Commander Charlton contacted the Gloucester Advocate in April seeking more information about the missing plane after the paper published several articles with local aviation historian and VH-MDX expert Don Readford.
“We’ve conducted two recos (reconnaissance missions) in the past couple of months mainly to address safety and ease of access concerns,” he said.
“Project Wittenoom has two main objectives.

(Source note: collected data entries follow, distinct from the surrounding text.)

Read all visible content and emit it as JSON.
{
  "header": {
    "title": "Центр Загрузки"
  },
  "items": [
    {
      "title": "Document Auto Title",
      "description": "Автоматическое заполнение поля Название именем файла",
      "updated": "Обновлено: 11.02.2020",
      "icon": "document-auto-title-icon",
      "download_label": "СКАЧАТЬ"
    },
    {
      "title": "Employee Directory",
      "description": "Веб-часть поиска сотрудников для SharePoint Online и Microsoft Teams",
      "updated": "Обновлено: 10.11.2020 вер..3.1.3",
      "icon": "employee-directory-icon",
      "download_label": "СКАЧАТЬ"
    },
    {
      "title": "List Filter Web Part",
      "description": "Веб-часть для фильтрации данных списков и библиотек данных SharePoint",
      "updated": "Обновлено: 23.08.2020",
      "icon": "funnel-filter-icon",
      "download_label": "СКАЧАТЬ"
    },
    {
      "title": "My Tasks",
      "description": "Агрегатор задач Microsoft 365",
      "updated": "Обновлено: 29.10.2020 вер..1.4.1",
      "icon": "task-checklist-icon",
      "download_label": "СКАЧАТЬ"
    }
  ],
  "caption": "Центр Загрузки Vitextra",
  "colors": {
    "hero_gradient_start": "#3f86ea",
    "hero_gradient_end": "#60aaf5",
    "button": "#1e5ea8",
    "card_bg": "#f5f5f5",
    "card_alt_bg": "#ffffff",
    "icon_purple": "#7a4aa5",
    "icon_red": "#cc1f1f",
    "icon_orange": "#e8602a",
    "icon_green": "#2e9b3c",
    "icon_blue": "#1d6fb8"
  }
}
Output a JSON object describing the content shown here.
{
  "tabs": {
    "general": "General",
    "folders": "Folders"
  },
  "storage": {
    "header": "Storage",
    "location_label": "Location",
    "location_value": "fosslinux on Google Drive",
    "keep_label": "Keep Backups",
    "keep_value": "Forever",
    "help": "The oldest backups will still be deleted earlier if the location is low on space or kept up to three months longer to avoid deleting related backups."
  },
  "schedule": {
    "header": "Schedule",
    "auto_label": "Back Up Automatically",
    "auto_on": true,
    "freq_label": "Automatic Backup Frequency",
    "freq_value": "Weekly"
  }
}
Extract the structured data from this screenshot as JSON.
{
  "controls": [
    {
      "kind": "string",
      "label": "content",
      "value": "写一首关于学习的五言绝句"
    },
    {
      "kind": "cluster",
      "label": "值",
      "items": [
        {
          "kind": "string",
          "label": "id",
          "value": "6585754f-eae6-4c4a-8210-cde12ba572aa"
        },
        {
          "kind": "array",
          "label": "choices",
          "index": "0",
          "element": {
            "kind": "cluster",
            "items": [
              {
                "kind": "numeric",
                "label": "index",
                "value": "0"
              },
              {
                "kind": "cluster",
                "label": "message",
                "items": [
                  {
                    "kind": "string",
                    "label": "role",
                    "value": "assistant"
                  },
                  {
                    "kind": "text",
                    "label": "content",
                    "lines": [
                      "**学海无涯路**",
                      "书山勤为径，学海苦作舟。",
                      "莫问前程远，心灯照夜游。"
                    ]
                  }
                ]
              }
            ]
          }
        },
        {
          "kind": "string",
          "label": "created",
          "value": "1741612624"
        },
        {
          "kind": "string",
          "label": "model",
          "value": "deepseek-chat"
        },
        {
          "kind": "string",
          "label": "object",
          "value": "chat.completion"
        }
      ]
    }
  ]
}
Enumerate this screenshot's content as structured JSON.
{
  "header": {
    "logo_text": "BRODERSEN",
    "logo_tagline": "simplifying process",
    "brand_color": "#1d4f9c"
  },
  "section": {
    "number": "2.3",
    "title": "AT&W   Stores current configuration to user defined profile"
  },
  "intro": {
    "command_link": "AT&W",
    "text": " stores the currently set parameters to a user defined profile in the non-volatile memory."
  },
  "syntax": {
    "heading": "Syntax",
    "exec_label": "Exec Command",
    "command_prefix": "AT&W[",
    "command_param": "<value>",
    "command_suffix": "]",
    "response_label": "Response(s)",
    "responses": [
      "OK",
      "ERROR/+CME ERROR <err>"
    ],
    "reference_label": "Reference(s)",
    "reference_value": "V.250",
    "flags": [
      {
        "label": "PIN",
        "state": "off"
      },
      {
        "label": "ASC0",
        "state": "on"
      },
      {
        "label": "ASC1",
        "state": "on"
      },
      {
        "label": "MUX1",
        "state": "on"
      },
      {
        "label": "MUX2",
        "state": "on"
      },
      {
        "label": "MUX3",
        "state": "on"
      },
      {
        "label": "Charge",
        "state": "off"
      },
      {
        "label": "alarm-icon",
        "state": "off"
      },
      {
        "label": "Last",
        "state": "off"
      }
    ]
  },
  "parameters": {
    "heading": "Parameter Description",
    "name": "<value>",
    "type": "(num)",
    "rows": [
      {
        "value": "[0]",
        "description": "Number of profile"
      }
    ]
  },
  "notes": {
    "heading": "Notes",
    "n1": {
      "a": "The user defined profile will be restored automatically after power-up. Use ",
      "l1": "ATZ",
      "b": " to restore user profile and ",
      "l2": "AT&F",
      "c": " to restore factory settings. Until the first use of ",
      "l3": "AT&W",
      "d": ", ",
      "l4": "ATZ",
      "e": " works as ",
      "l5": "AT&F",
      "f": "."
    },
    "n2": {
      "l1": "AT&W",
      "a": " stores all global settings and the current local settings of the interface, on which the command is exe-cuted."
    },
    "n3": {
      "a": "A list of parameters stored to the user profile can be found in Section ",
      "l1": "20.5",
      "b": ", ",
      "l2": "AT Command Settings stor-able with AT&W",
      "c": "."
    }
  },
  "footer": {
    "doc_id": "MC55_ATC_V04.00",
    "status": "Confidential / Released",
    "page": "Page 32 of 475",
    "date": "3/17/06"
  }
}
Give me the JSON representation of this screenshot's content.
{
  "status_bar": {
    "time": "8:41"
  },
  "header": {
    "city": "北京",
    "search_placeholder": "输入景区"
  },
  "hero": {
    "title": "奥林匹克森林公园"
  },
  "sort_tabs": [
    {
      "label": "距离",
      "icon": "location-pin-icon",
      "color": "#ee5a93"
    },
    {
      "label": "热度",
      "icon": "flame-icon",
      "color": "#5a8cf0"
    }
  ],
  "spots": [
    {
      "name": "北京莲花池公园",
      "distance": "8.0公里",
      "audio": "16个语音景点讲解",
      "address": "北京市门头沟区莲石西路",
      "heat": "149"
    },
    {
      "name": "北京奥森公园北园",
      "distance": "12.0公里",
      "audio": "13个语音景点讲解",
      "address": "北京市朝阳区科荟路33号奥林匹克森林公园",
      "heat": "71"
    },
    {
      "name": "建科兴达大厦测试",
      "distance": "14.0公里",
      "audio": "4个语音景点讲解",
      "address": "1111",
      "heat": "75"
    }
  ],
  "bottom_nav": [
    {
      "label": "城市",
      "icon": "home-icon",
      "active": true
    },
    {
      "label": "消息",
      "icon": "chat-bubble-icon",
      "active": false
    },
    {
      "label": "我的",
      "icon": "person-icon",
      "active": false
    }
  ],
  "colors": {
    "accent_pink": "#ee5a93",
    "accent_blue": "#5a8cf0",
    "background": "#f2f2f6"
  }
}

The first is closure for the families of the five missing souls still onboard the aircraft and the second is to exercise, coordinate and test all our LandSAR (Land Search and Rescue) capabilities in a remote area.”
Corporal Mark Nolan, a pilot in the Australian Army, has also been heavily involved in the effort to find VH-MDX.
He said new information discovered in the National Archives earlier this year had given members involved in Project Wittenoom renewed optimism that the plane could be located.
“The information we discovered was new information and unreleased information that had been kept in the National Archives,” he said.
“Using that information and tools such as Lidar, which was not available during the original search, we believe we have a better than average chance of discovering the location of the aircraft.”
Mr Horrocks said the members of Project Wittenoom had also been using Google Earth to help track the plane’s final flight path.
“We use Google Earth to visualise what the flight path may have been over the ground, which means we can have a look at how the altitude is tracking against the ground,” he said.
“And that has allowed us to ... really limit the area down to where the plane is likely to be.”
Damian Hofman, from the NSW SES, said those involved in the ground search for the plane would need to be in peak physical condition.
“We’re looking for people with experience in overnight walking,” he said.
“They need a high level of fitness and preferably some level of medical training. The terrain we will be searching in is extreme.”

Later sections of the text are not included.